Basic mathematical foundations of probability

Definitions:

Sample space: The set of all possible outcomes of an "experiment" or other situation. Exactly one of these outcomes actually occurs.
Event: A subset of the sample space
We will usually denote the sample space by S and other events by other upper case letters.

Examples:

We roll one 6-sided die. The sample space is S = { 1, 2, 3, 4, 5, 6 }. The event "roll > 4" is the subset { 5, 6 }.
We roll two 6-sided dice (one red die and one green die).
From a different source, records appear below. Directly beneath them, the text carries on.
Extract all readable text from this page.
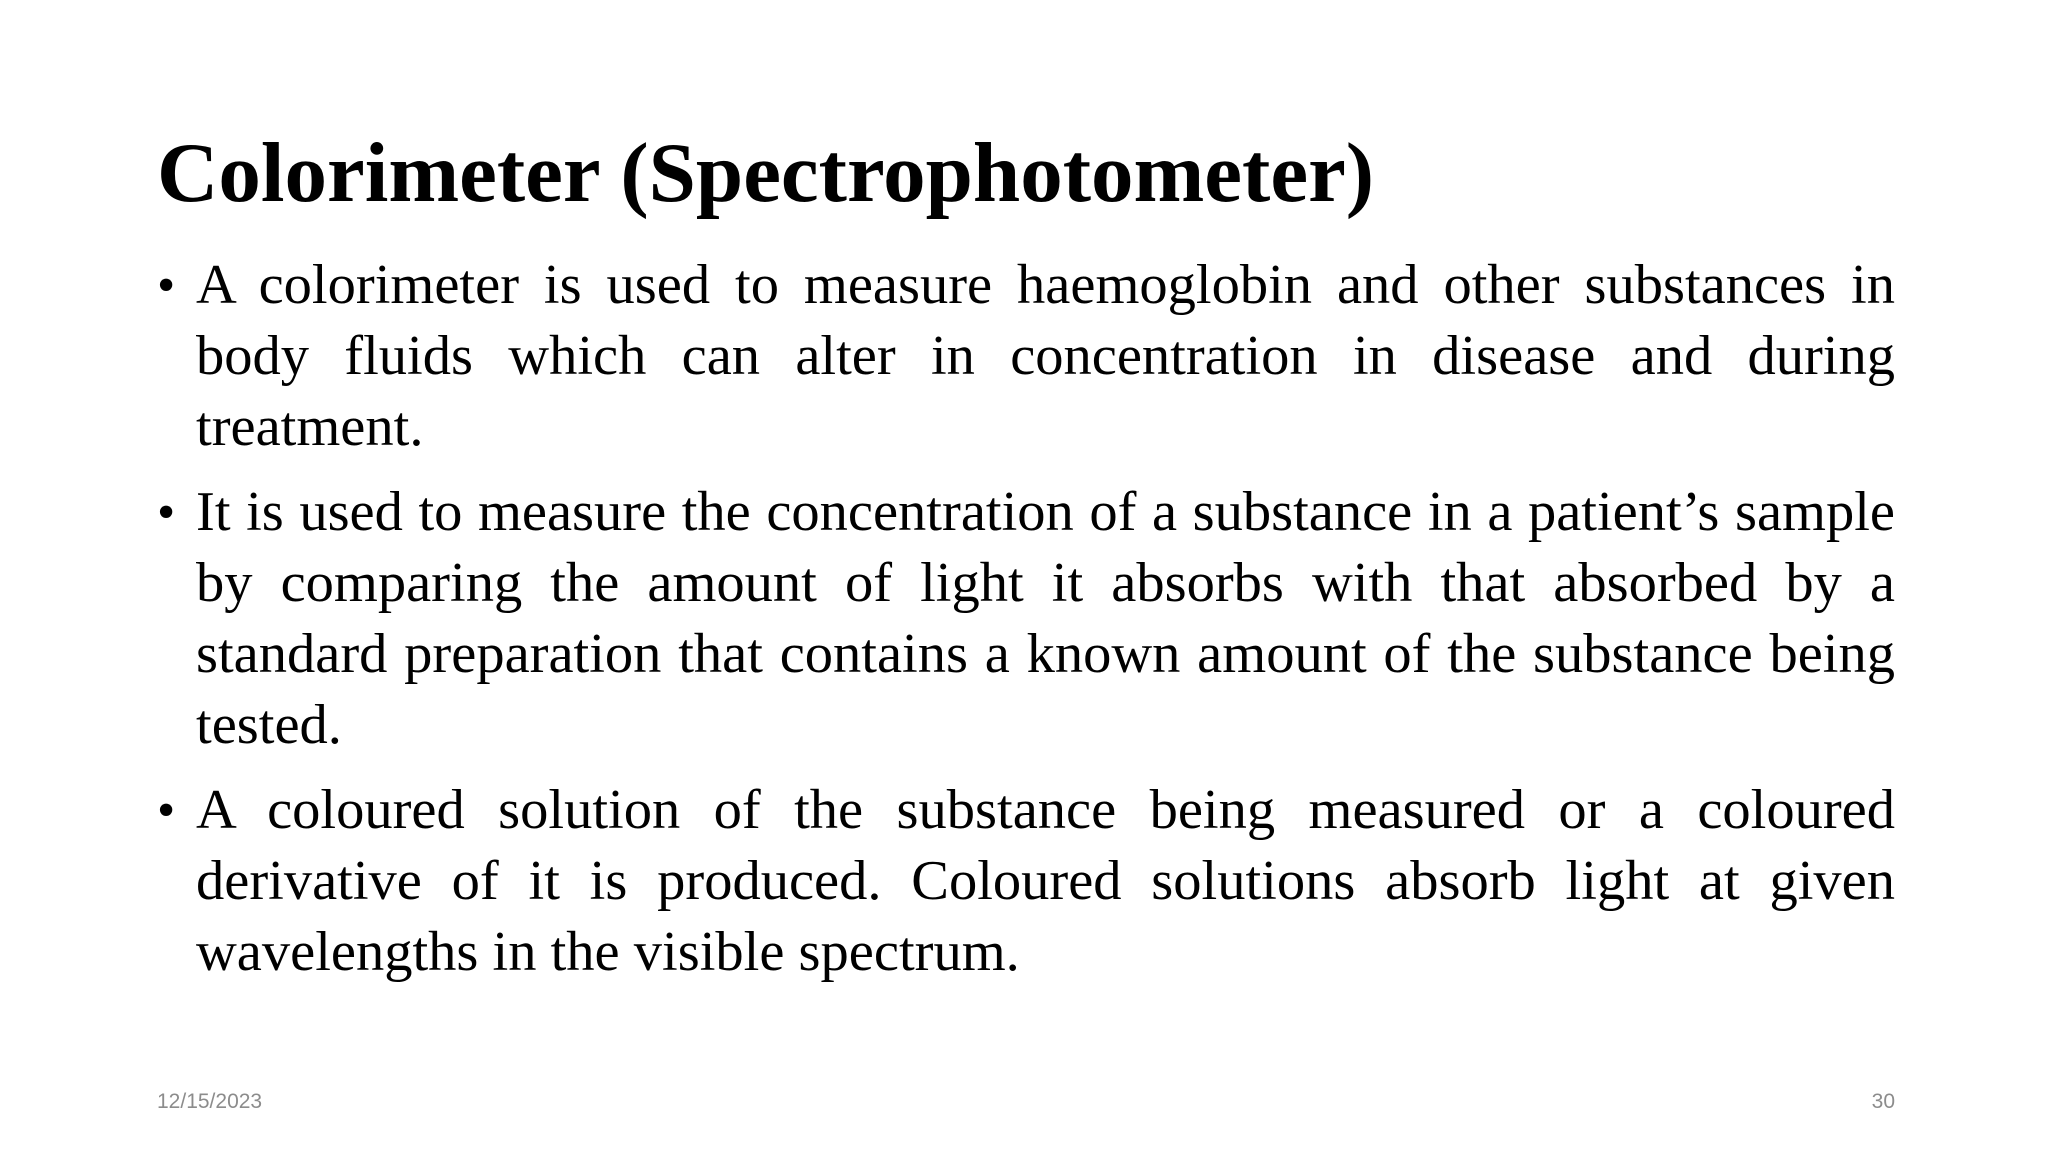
Colorimeter (Spectrophotometer)
• A colorimeter is used to measure haemoglobin and other substances in body fluids which can alter in concentration in disease and during treatment.
• It is used to measure the concentration of a substance in a patient’s sample by comparing the amount of light it absorbs with that absorbed by a standard preparation that contains a known amount of the substance being tested.
• A coloured solution of the substance being measured or a coloured derivative of it is produced. Coloured solutions absorb light at given wavelengths in the visible spectrum.
12/15/2023	30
The sample space has 6x6 = 36 elements, each a pair of results, (red, green): S = { (1,1), (1,2), ..., (2,1), (2,2), ... (6,5), (6,6) }. The event "sum of rolls > 7" is the subset { (2,6), (3,5), (3,6), (4,4), (4,5), (4,6), (5,3), (5,4), (5,5), (5,6), (6,2), (6,3), (6,4), (6,5), (6,6) }.

Axioms:

For any event A, P(A) >= 0.
If S is the sample space, P(S) = 1.
For any disjoint events A₁, A₂, A₃, ...
P(A₁ U A₂ U A₂ U ...) = P(A₁) + P(A₂) + P(A₃) + ...
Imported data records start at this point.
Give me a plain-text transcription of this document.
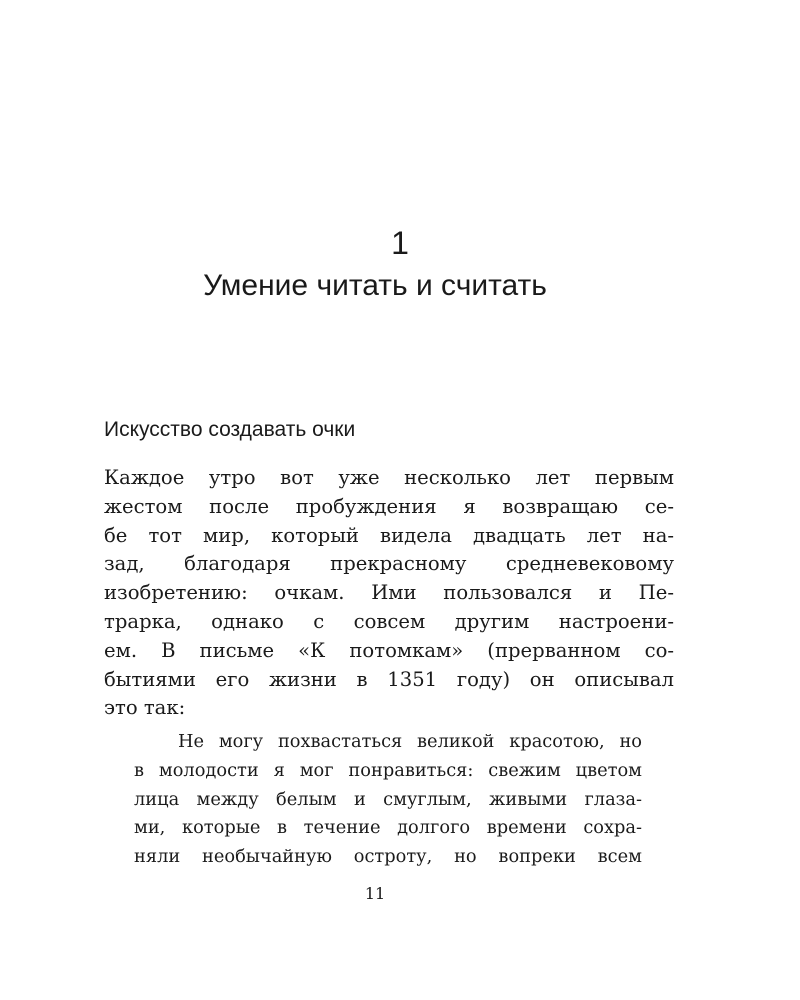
1
Умение читать и считать
Искусство создавать очки
Каждое утро вот уже несколько лет первым
жестом после пробуждения я возвращаю се-
бе тот мир, который видела двадцать лет на-
зад, благодаря прекрасному средневековому
изобретению: очкам. Ими пользовался и Пе-
трарка, однако с совсем другим настроени-
ем. В письме «К потомкам» (прерванном со-
бытиями его жизни в 1351 году) он описывал
это так:
Не могу похвастаться великой красотою, но
в молодости я мог понравиться: свежим цветом
лица между белым и смуглым, живыми глаза-
ми, которые в течение долгого времени сохра-
няли необычайную остроту, но вопреки всем
11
Theorem: P(A^c) = 1 - P(A)

Theorem: P(A U B) = P(A) + P(B) - P(A intersection B)

Probability with equally-likely outcomes:

It's sometimes reasonable to assume that all the outcomes in the sample space are equally likely. We can then let the probability of an event, E, be the fraction of outcomes in S that are in E:
P(E) = #(E) / #(S)

Example:

We roll two dice, and use the sample space mentioned above. If the dice are "fair", it's reasonable to assume equally likely outcomes. Referring to the event "sum of rolls > 7" above, we get
P(sum of rolls > 7) = 15/36